TIBA-TIBA saja suami Anda menyatakan akan melakukan poligami, tiada angin tiada badai. Apa yang harus Anda lakukan?
Pertama, sikap menerima. Dalam situasi yang khusus di mana terjadi sesuatu yang menimpa istri sehingga tidak mampu melayani suami secara maksimal sementara suami adalah figur yang dipercaya bisa adil, memiliki hasrat syahwat yang kuat dan secara ekonomi mencukupi, maka adalah keputusan bijaksana bagi istri untuk mengijinkan, bahkan kalau perlu menyarankan, suaminya untuk menikah lagi dengan tetap mempertahankan istri pertama. Kondisi khusus yang menimpa istri tersebut seperti mandul, istri menderita sakit yang berkepanjangan, masa haid yang terlalu panjang dalam setiap bulannya, dan lain-lain.
BACA JUGA: Inilah Penjelasan Mengapa Islam Bolehkan Poligami tapi Larang Poliandri
Yang dimaksud suami yang adil adalah kemampuan suami untuk adil atau memberi perlakuan yang salam dalam hal-hal yang bersifat fisik dan materi seperti nafkah sehari-hari, giliran menginap, sandang dan papan. Adapun adil dalam segi kesamaan hati dalam mencintai, maka itu termasuk hal yang tidak akan dapat diberikan suami dan itu dimaafkan. Keadilan hati tidak menjadi syarat dalam poligami seperti tersebut dalam firman Allah dalam QS An Nisa 4:129: “Dan kamu sekali-kali tidak akan dapat berlaku adil di antara isteri-isteri(mu), walaupun kamu sangat ingin berbuat demikian, karena itu janganlah kamu terlalu cenderung (kepada yang kamu cintai), sehingga kamu biarkan yang lain terkatung-katung.”

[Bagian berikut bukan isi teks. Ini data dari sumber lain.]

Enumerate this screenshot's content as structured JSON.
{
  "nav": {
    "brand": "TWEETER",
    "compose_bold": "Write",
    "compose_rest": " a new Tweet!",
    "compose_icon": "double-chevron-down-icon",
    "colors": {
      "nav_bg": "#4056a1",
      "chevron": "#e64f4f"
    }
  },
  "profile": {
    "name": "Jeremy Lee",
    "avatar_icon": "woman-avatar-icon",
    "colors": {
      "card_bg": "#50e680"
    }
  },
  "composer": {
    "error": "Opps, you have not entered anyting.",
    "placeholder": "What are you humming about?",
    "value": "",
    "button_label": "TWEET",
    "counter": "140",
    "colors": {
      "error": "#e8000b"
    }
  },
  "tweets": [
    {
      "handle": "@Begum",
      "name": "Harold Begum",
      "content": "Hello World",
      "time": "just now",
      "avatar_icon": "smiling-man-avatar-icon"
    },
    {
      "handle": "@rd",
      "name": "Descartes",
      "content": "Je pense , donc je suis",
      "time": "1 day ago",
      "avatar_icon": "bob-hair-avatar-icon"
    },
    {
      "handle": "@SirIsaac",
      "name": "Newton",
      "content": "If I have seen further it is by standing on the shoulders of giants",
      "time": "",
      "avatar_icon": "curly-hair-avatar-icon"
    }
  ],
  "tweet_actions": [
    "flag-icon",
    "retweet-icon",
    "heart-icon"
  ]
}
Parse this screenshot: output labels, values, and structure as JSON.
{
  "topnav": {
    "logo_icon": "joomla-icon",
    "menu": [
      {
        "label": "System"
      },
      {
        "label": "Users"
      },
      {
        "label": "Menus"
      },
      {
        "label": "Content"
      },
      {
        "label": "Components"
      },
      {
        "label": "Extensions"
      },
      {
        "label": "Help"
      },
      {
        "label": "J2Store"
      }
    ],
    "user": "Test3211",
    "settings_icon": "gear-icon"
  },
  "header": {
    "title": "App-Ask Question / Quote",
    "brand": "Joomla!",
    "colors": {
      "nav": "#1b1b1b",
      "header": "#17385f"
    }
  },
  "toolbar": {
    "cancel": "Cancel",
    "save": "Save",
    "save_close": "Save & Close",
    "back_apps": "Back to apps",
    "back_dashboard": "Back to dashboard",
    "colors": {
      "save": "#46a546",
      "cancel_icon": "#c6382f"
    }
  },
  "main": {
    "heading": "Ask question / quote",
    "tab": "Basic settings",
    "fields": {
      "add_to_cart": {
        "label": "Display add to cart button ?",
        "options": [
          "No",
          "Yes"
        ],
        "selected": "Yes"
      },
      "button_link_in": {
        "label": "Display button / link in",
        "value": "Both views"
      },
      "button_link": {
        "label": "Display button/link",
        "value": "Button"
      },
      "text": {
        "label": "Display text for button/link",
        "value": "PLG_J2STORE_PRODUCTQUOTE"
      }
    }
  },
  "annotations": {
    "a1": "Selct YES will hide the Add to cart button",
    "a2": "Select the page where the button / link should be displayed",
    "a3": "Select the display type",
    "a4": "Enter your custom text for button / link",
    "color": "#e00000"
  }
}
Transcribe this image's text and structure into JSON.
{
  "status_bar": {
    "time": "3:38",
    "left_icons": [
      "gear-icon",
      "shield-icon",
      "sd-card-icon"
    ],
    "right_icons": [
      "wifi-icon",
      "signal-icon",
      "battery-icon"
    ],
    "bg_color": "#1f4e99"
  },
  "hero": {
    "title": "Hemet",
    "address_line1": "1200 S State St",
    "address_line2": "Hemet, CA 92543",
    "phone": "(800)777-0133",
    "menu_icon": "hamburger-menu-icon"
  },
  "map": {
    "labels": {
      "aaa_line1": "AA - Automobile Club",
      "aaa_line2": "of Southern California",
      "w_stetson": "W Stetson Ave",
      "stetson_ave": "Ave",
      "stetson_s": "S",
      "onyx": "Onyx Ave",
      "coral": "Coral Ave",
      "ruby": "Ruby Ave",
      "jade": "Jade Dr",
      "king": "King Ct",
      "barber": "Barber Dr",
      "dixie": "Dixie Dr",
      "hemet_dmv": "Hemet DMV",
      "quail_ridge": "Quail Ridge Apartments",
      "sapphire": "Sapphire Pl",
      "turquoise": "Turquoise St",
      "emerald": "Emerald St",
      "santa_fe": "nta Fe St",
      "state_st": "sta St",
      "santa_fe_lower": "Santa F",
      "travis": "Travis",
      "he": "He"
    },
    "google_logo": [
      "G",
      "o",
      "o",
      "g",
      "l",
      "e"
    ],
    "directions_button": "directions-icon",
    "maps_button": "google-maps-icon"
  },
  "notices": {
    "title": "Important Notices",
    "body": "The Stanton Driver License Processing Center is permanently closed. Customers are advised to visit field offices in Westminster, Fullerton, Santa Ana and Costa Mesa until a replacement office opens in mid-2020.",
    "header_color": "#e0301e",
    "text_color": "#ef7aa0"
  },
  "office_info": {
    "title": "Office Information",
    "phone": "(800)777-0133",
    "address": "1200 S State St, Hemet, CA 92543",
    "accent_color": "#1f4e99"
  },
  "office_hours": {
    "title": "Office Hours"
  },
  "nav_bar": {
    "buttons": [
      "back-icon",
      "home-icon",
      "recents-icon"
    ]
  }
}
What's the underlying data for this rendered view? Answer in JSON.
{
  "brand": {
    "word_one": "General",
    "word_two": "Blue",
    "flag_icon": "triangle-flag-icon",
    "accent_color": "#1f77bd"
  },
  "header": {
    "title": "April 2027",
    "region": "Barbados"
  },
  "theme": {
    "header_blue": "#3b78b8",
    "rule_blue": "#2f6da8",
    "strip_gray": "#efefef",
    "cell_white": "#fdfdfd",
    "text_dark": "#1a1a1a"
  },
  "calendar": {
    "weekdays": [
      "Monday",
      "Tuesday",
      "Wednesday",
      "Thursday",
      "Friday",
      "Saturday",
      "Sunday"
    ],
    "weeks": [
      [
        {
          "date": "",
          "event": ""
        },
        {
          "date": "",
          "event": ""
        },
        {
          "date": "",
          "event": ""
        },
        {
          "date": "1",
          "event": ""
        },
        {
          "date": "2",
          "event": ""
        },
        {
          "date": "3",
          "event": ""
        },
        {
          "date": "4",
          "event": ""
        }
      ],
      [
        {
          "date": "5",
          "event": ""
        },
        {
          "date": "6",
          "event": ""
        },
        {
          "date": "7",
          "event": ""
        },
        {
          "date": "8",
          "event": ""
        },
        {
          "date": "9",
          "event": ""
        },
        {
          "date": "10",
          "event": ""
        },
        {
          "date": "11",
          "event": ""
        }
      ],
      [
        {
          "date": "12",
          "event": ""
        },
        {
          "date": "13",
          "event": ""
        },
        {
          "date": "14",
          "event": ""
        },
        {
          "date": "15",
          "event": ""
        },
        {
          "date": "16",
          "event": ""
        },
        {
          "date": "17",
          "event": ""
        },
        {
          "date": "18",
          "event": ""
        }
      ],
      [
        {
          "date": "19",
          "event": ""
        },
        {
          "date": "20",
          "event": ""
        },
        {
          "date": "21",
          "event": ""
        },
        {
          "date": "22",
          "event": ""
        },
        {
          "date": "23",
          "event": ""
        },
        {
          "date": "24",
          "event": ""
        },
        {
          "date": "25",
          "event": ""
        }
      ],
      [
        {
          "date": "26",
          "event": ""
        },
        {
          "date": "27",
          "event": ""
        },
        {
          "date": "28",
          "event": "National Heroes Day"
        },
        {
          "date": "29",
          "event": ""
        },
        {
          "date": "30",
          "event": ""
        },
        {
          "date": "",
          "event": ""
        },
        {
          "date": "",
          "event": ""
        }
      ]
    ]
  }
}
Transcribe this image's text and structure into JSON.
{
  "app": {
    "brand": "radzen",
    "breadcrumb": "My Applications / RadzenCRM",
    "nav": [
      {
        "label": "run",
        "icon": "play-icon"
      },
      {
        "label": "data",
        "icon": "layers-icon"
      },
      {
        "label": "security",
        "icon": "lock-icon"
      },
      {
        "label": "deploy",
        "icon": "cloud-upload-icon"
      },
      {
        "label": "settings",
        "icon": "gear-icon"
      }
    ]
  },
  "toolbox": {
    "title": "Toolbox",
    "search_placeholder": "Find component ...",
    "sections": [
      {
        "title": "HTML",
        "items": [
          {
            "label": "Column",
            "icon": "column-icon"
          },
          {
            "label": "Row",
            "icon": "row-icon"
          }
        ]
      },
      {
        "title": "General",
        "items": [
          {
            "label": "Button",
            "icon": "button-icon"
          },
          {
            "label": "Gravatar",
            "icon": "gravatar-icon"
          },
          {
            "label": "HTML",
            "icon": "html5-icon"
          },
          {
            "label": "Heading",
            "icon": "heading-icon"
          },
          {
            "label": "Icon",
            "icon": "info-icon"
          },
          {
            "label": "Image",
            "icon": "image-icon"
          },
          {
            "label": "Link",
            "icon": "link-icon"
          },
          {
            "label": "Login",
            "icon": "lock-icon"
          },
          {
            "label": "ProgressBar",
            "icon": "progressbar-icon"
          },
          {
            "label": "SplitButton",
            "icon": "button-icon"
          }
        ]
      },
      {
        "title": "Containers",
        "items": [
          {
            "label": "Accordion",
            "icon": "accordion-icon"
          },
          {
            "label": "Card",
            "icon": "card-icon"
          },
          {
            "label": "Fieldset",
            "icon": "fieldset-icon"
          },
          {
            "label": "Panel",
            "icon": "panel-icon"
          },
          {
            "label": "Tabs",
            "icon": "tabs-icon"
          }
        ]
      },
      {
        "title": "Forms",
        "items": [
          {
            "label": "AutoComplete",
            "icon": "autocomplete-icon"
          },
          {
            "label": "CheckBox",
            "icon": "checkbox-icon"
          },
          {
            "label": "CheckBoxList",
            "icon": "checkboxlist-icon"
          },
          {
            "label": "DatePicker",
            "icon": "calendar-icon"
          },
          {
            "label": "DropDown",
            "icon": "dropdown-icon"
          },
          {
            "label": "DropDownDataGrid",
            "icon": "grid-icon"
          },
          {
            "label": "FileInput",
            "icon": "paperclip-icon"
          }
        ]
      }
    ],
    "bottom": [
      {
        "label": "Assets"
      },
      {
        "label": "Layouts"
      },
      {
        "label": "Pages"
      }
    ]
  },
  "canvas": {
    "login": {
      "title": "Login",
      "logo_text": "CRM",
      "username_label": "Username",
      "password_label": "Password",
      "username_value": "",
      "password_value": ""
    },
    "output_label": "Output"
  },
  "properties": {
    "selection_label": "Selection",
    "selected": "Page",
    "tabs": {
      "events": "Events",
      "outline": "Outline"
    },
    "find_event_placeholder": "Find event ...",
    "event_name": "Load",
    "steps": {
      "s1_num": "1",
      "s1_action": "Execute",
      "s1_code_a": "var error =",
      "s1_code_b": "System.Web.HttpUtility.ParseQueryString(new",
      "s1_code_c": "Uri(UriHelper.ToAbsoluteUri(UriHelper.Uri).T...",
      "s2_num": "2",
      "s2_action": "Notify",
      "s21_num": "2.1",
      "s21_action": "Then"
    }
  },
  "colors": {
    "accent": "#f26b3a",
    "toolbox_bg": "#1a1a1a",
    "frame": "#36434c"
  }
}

Sikap istri pertama yang menerima untuk dimadu dalam situasi di atas akan lebih baik daripada sebaliknya. Karena, dengan keadaannya yang sekarang kalau dia meminta cerai, maka kecil kemungkinan dapat menikah lagi dengan pria lain. Selain itu, berada di bawah perlindungan suami jauh lebih baik daripada hidup sendiri sebagai janda. Walaupun seandainya secara ekonomi cukup mandiri. Karena wanita janda yang hidup sendiri akan banyak mendapat fitnah dan gunjingan dan hidup sendiri tanpa anak dan suami di usia yang tidak muda lagi bukanlah kehidupan yang menyenangkan.
Kedua, sikap pilihan antara menerima atau menolak. Kondisi istri normal, sehat dan rumah tangga dikaruniai anak. Dalam situasi demikian suami ingin menikah lagi dengan wanita lain yang tentunya lebih muda dan cantik. Istri pertama percaya bahwa suami dapat berlaku adil. Maka, ia punya pilihan untuk rela berbagi suami dengan wanita lain atau menolaknya dengan meminta cerai kalau ia yakin perpisahan akan membuatnya lebih bahagia. Namun keberadaan anak harus menjadi pertimbangan untuk tetap meneruskan hidup berumahtangga terutama apabila ada ketergantungan istri pada suami secara ekonomi. Membuang ego dan bersabar adalah lebih baik demi tujuan yang lebih besar yakni masa depan anak.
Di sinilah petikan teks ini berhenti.